Schenectady Civilian Police Review Board seeks more powers

File

File

SCHENECTADY — The Schenectady Civilian Police Review Board is recommending it have expanded powers and a more formal structure, as the city works on plans to comply with the state mandate to review and reform policing.

The nine-member board, which has been in existence since 2002, is looking for several changes that would strengthen its powers. The recommendations were received Tuesday by the City Council, which would have to approve them, just before the council’s Public Safety Committee meeting.

Among things the Civilian Police Review Board is nearly unanimous about is asking for the ability to review police body-camera footage and recorded phone conversation when it investigates complaints about police misconduct, have better training for review board members, and extending the deadline for filing a complaint from 45 days to six months, and to publicly announce their meetings.

The board also was in favor, though by 4-3 split votes, of having access to personal information on the officers the board is investigating, who are now anonymous. (Members would sign non-disclosure agreements, and confidential informants and undercover officers would be exempted.)

Councilwoman Marion Porterfield, who has been pushing the hardest for the council to publicly discuss police reform issues, said she expects the review board recommendations to be discussed at the Feb. 1 Public Safety Committee meeting. She is a member of the committee.

A separate task force — the Police Reform & Reinvention Collaborative — has been working on the city’s efforts to comply with the reform order issued by Gov. Andrew Cuomo during last summer’s Black Lives Matter protests. There were several protests in Schenectady.

Porterfield said a beefed-up Civilian Police Review Board could play an integral role in police reform. ”Maybe not every community has a police civilian review board, but we do,” she said.

She also cautioned other council members that time is starting to run short, since municipal police reform plans are due to the governor by April 1.

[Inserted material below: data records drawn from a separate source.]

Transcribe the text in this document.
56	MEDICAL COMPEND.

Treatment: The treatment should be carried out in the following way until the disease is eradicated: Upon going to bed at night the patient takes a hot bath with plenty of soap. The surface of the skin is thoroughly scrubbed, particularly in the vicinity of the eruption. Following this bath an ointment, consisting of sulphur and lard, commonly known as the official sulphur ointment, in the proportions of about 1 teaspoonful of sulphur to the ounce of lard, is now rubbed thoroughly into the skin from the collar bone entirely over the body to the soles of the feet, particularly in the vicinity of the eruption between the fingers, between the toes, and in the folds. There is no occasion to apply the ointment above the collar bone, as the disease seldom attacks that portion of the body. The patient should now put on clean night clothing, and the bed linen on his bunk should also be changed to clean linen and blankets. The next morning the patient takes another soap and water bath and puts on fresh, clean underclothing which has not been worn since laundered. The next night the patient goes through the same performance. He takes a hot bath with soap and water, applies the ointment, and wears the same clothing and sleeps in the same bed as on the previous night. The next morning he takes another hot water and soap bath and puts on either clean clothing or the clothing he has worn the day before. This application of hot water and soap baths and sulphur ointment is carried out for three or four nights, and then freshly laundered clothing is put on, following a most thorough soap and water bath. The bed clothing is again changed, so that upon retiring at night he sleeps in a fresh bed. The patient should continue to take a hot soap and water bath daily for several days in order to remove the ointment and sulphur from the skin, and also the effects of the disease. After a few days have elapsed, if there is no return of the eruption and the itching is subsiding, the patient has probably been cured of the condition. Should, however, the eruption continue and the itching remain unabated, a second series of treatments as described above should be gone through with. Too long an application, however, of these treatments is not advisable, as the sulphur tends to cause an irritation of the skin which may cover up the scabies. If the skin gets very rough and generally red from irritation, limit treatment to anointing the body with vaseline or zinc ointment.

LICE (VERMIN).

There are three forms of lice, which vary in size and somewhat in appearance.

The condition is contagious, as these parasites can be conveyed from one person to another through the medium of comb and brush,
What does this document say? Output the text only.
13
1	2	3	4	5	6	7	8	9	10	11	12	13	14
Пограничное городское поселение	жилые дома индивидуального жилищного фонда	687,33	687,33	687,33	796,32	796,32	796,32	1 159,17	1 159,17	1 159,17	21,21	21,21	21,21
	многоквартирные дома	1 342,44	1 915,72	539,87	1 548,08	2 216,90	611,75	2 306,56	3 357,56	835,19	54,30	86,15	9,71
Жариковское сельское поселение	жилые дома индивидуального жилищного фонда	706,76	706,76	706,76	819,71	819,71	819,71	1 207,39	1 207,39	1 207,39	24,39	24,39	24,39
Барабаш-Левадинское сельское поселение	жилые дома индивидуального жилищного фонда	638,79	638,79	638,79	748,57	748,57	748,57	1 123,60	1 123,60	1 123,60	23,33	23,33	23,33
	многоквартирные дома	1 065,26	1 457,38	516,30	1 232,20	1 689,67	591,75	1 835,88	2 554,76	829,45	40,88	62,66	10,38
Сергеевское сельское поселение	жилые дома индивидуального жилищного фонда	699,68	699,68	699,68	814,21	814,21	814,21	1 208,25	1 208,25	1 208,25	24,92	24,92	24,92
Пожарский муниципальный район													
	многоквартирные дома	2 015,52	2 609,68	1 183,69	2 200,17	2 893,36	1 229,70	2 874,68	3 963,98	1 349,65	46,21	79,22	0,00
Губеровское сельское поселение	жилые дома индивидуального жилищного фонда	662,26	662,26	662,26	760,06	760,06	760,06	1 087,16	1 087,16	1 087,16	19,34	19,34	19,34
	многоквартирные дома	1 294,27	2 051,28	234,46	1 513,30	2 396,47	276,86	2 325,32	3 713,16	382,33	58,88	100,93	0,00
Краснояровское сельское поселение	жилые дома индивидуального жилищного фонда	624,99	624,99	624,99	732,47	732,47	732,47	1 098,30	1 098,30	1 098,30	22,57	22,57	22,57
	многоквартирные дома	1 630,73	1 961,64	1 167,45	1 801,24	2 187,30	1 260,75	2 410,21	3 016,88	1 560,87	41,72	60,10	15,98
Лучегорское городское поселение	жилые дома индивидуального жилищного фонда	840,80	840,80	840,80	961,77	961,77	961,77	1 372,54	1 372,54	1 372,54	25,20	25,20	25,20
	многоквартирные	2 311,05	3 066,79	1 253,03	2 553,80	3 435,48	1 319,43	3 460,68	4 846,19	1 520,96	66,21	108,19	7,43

The CPRB recommendations come after a series of Zoom meetings, some involving council members.

“Our board decided to work together independently of the collabortative to propose a set of improvements that might serve as a basis for government discussion and action,” the board said in its report to the council.

In the past, the board, which includes non-police representatives of the city and appointees from seven outside-government community organizations, has met as needed to review civilian complaints about police conduct. Its jurisdiction has been limited, though, because it doesn’t review complaints in which a lawsuit or notice of claim against the city has been filed. Under current rules, it also doesn’t have access to the Police Department’s internal investigation files.

While the substance of the recommendations wasn’t discussed at the committee meeting, some council members expressed support for the review board’s work.

Councilman Ed Kosiur, who is retiring later this month, said if funding were available, he would like to see the board have a paid executive director.

The civilian review board was created at the behest of civil rights and community leaders in 2002, at a time when the Schenectady Police Department had a reputation for tolerating officer misconduct. There has been tremendous progress in reforming the Police Department since then, Mayor Gary McCarthy said.

While changes to the review board’s operations would require City Council approval, at least one reform recommendation have already gone forward unilaterally.

McCarthy and Police Chief Eric Clifford have implemented a policy that Police Department recruits are reviewed by a civilian board — an initiative singled out for praise by Cuomo at a governor’s press briefing last week. The mayor and the chief have the authority to change the hiring process on their own, the mayor said.